Prenses ve rüya!
nazanss.blogspot.com
Çok büyük ama bir o kadar
karanlık bir yerdeydi. Yürüyordu ama karanlığa doğru ilerlerken gelen bir kadın
sesine yaklaştığını bilmiyordu. Bir kadın ağlıyordu herhalde! Sesi çok
uzaklardan geliyordu. Ses bazen çok yakınında oluyordu bazen duymakta
zorlanıyordu. Ağlama sesi sonraları bilmediği bir dilde hüzünlü bir şarkıya
dönüştüğünde sese de yaklaştığını düşünmüştü.
SABAHA KADAR AYASOFYA’NIN TÜM ÂLEMLERİNE SİHİRLİ BİR YOLCULUK
YAPTI.
NEREDE?
AYASOFYA’DA GECE BULUŞMASI’NDA…
Uzun dar koridor benzeri bir yerden ilerliyordu. İki yanında
kapıları olan yerler vardı ama o sadece karanlığın içinde göz aldatması ile
görebildiği karanın en karası kapıları görüyordu. Sese doğru ilerledikçe sesin
kendini etkilediğini fark ediyordu. Gitmek önce ağlayan sonra şarkı söyleyen bu
güzel sesin sahibini bulmak, tanımak onunla konuşmak isteği durmadan artıyordu.
Daha hızlı yürümeliydi, kendini bu kadar etkileyen sesin
sahibine bir an önce kavuşmalıydı. Kavuşmak!
‘Nasıl yani? Tanımıyorum ki onu kavuşmak isteyeyim’ diye
geçirdi içinden ama ona karşı tarifsiz bir görme isteği vardı.

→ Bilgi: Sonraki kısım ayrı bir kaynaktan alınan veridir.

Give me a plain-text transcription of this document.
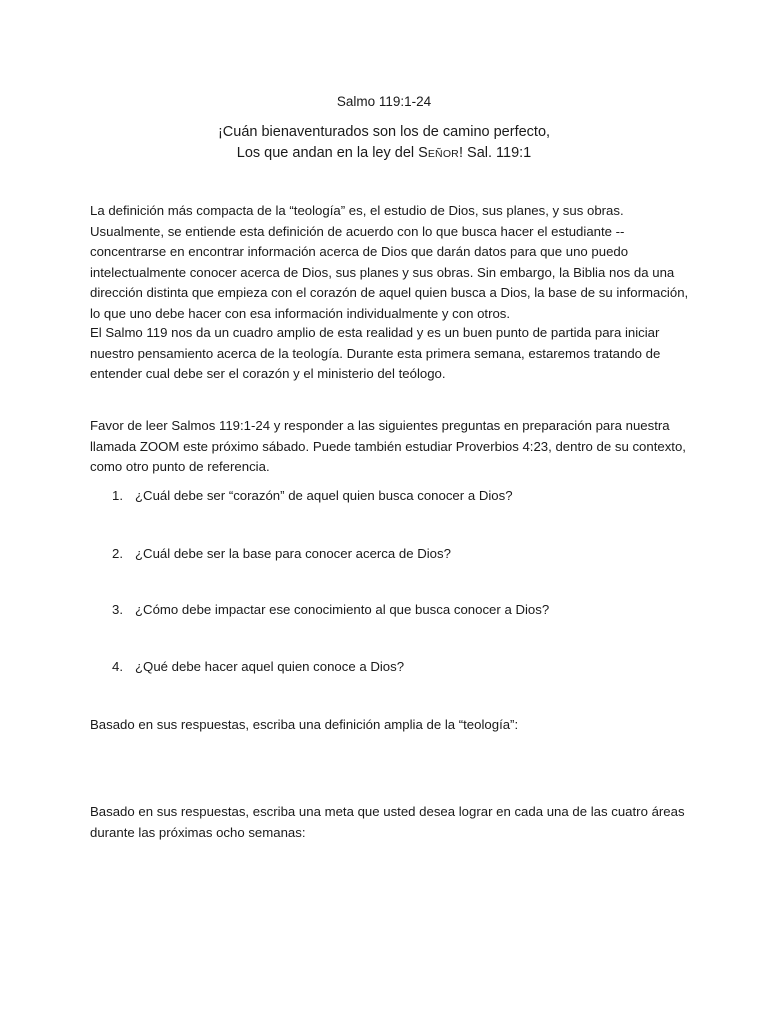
Salmo 119:1-24
¡Cuán bienaventurados son los de camino perfecto,
Los que andan en la ley del SEÑOR! Sal. 119:1

La definición más compacta de la “teología” es, el estudio de Dios, sus planes, y sus obras. Usualmente, se entiende esta definición de acuerdo con lo que busca hacer el estudiante -- concentrarse en encontrar información acerca de Dios que darán datos para que uno puedo intelectualmente conocer acerca de Dios, sus planes y sus obras. Sin embargo, la Biblia nos da una dirección distinta que empieza con el corazón de aquel quien busca a Dios, la base de su información, lo que uno debe hacer con esa información individualmente y con otros.

El Salmo 119 nos da un cuadro amplio de esta realidad y es un buen punto de partida para iniciar nuestro pensamiento acerca de la teología. Durante esta primera semana, estaremos tratando de entender cual debe ser el corazón y el ministerio del teólogo.

Favor de leer Salmos 119:1-24 y responder a las siguientes preguntas en preparación para nuestra llamada ZOOM este próximo sábado. Puede también estudiar Proverbios 4:23, dentro de su contexto, como otro punto de referencia.

1. ¿Cuál debe ser “corazón” de aquel quien busca conocer a Dios?
2. ¿Cuál debe ser la base para conocer acerca de Dios?
3. ¿Cómo debe impactar ese conocimiento al que busca conocer a Dios?
4. ¿Qué debe hacer aquel quien conoce a Dios?

Basado en sus respuestas, escriba una definición amplia de la “teología”:

Basado en sus respuestas, escriba una meta que usted desea lograr en cada una de las cuatro áreas durante las próximas ocho semanas:
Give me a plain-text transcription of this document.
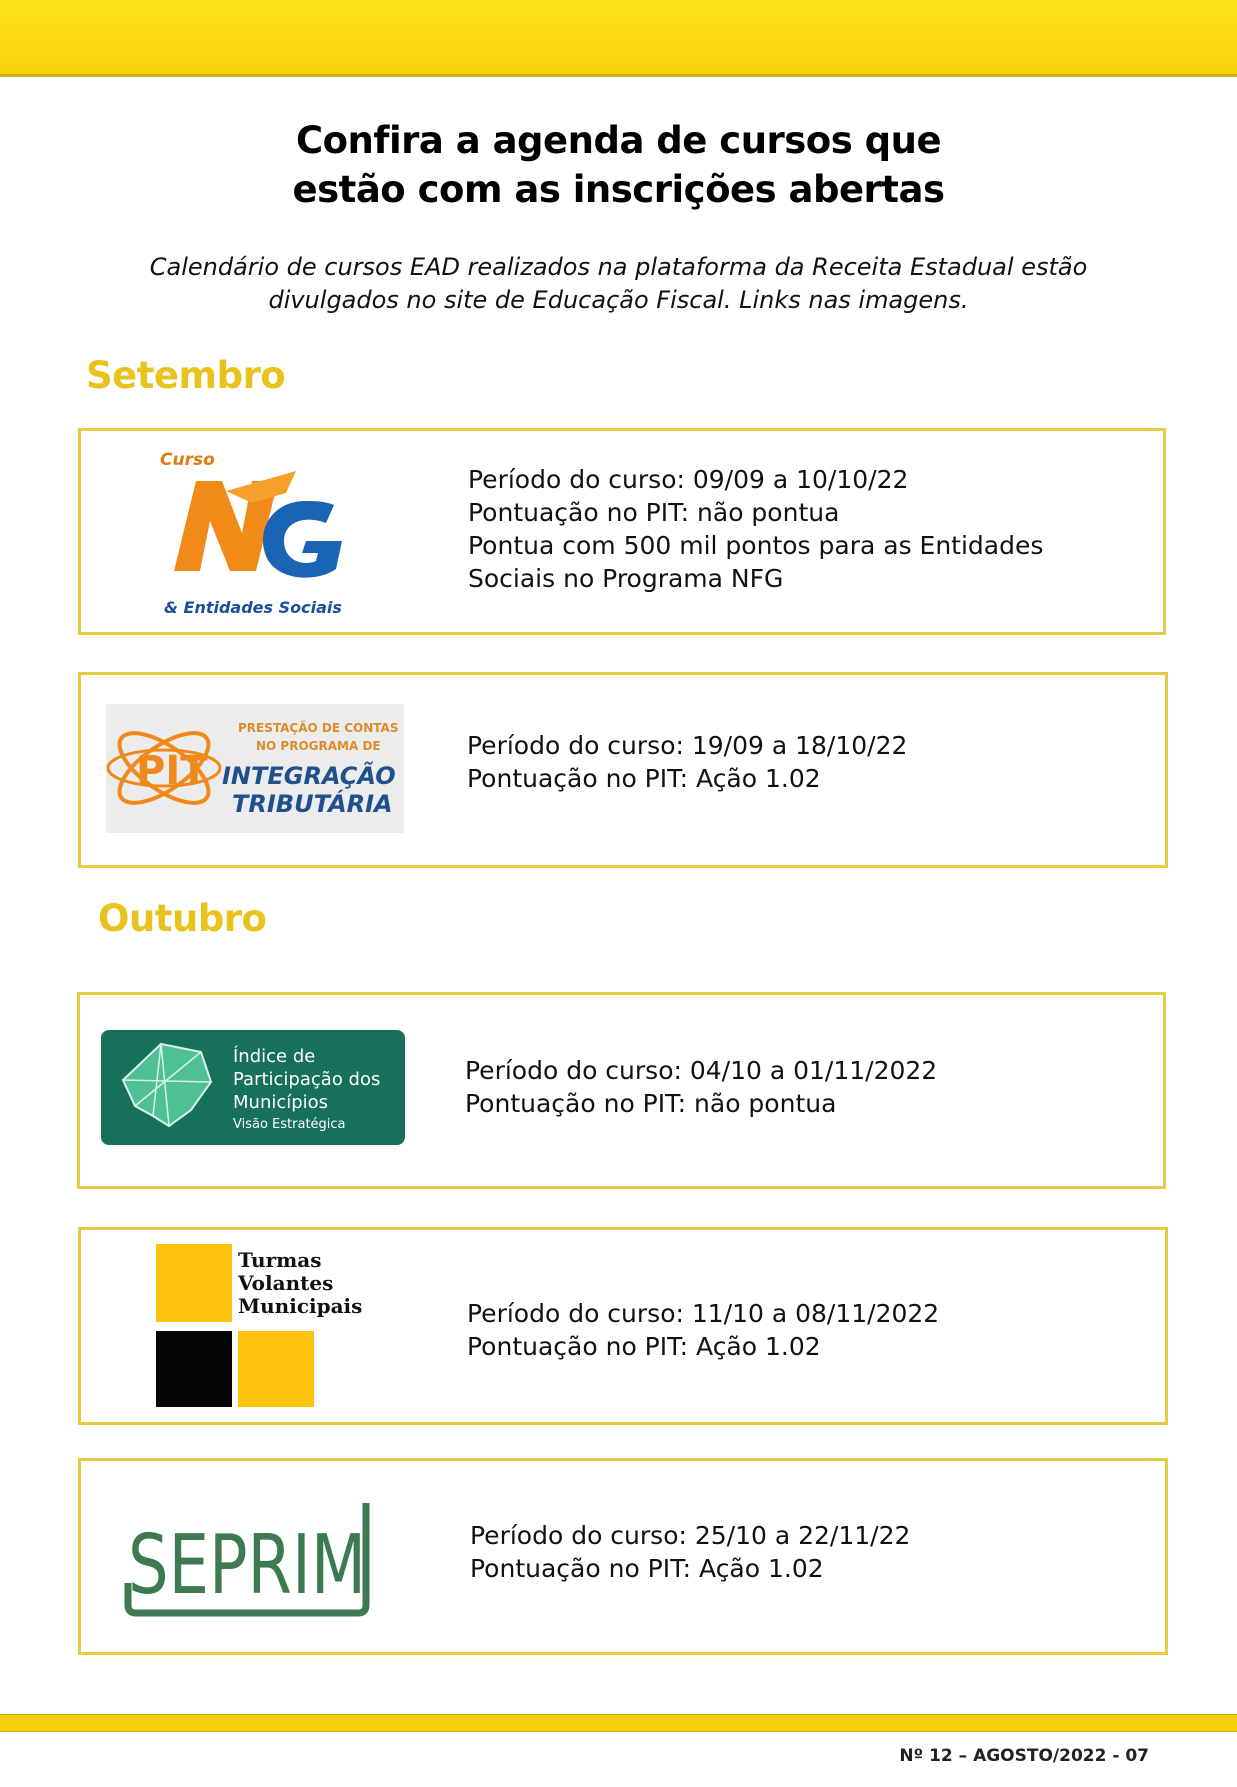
Confira a agenda de cursos que
estão com as inscrições abertas
Calendário de cursos EAD realizados na plataforma da Receita Estadual estão
divulgados no site de Educação Fiscal. Links nas imagens.
Setembro
Curso
& Entidades Sociais
Período do curso: 09/09 a 10/10/22
Pontuação no PIT: não pontua
Pontua com 500 mil pontos para as Entidades
Sociais no Programa NFG
PIT
PRESTAÇÃO DE CONTAS
NO PROGRAMA DE
INTEGRAÇÃO
TRIBUTÁRIA
Período do curso: 19/09 a 18/10/22
Pontuação no PIT: Ação 1.02
Outubro
Índice de
Participação dos
Municípios
Visão Estratégica
Período do curso: 04/10 a 01/11/2022
Pontuação no PIT: não pontua
Turmas
Volantes
Municipais	Período do curso: 11/10 a 08/11/2022
Pontuação no PIT: Ação 1.02
SEPRIM	Período do curso: 25/10 a 22/11/22
Pontuação no PIT: Ação 1.02
Nº 12 – AGOSTO/2022 - 07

Koşmaya başlamıştı. Dar karanlık koridor daha da uzağa
gidiyordu, uzadıkça ses yaklaşıyordu. Sonunda önünde bir anda beliren kapıya az
daha çarpıyordu. Nefes nefese kalmıştı. Kapıyı hafifçe itelediğinde kapı ağır
ama yüksek bir gıcırtıyla açılmaya başladı. Huriye’nin gözüne ilk çarpan, küçük
bir pencere oldu. Pencereden belli belirsiz bir ışık geliyordu. Önce hemen
seçemediği bir süre sonra fark ettiği çok güzel bir kız vardı ve şarkıyı o
söylüyordu. Huriye onu tanıyor gibi fısıldadı.
“Honoria seni
dinlemeye geldim.”
Honoria kimdi, onun ismini nereden biliyordu? Genç kız ona
yavaşça döndüğünde Huriye’nin şaşkınlığı daha da arttı.
“Ömrümde böyle bir güzellik görmedim” dedi. Genç kız ona
bakıyordu. Gözlerinin içine bakıyordu.
“Beni kurtaracak mı? Benimle evelenecek mi?”
“Kim?”
“O büyük hükümdar.”
“Büyük hükümdar kim? Ben bilmiyorum.”
“Ona söyle lütfen beni hemen kurtarsın.”
“Kime söyleyeceğim?”
“Söyle beni kurtarsın.”
Genç kızın sesi uzaklaşmaya başladığında, Huriye’yi bir çekim
geriye çekiyordu adeta. Gitmek istemiyordu ama bir vakum gibi birileri onu
çekiyorlardı.
“Bir dakika durun bana söyleyecekleri var. Kim çekiyor? Rahat
bırakın beni.”
Hareketler kendi kontrolünden çıkmıştı. Hiçbir yerini kendi
isteği ile oynatamıyor, hareket ettiremiyordu. Sesi de kısılıyor muydu yoksa
konuşma yetisini mi yitiriyordu. Sonra sesler duymaya başladı.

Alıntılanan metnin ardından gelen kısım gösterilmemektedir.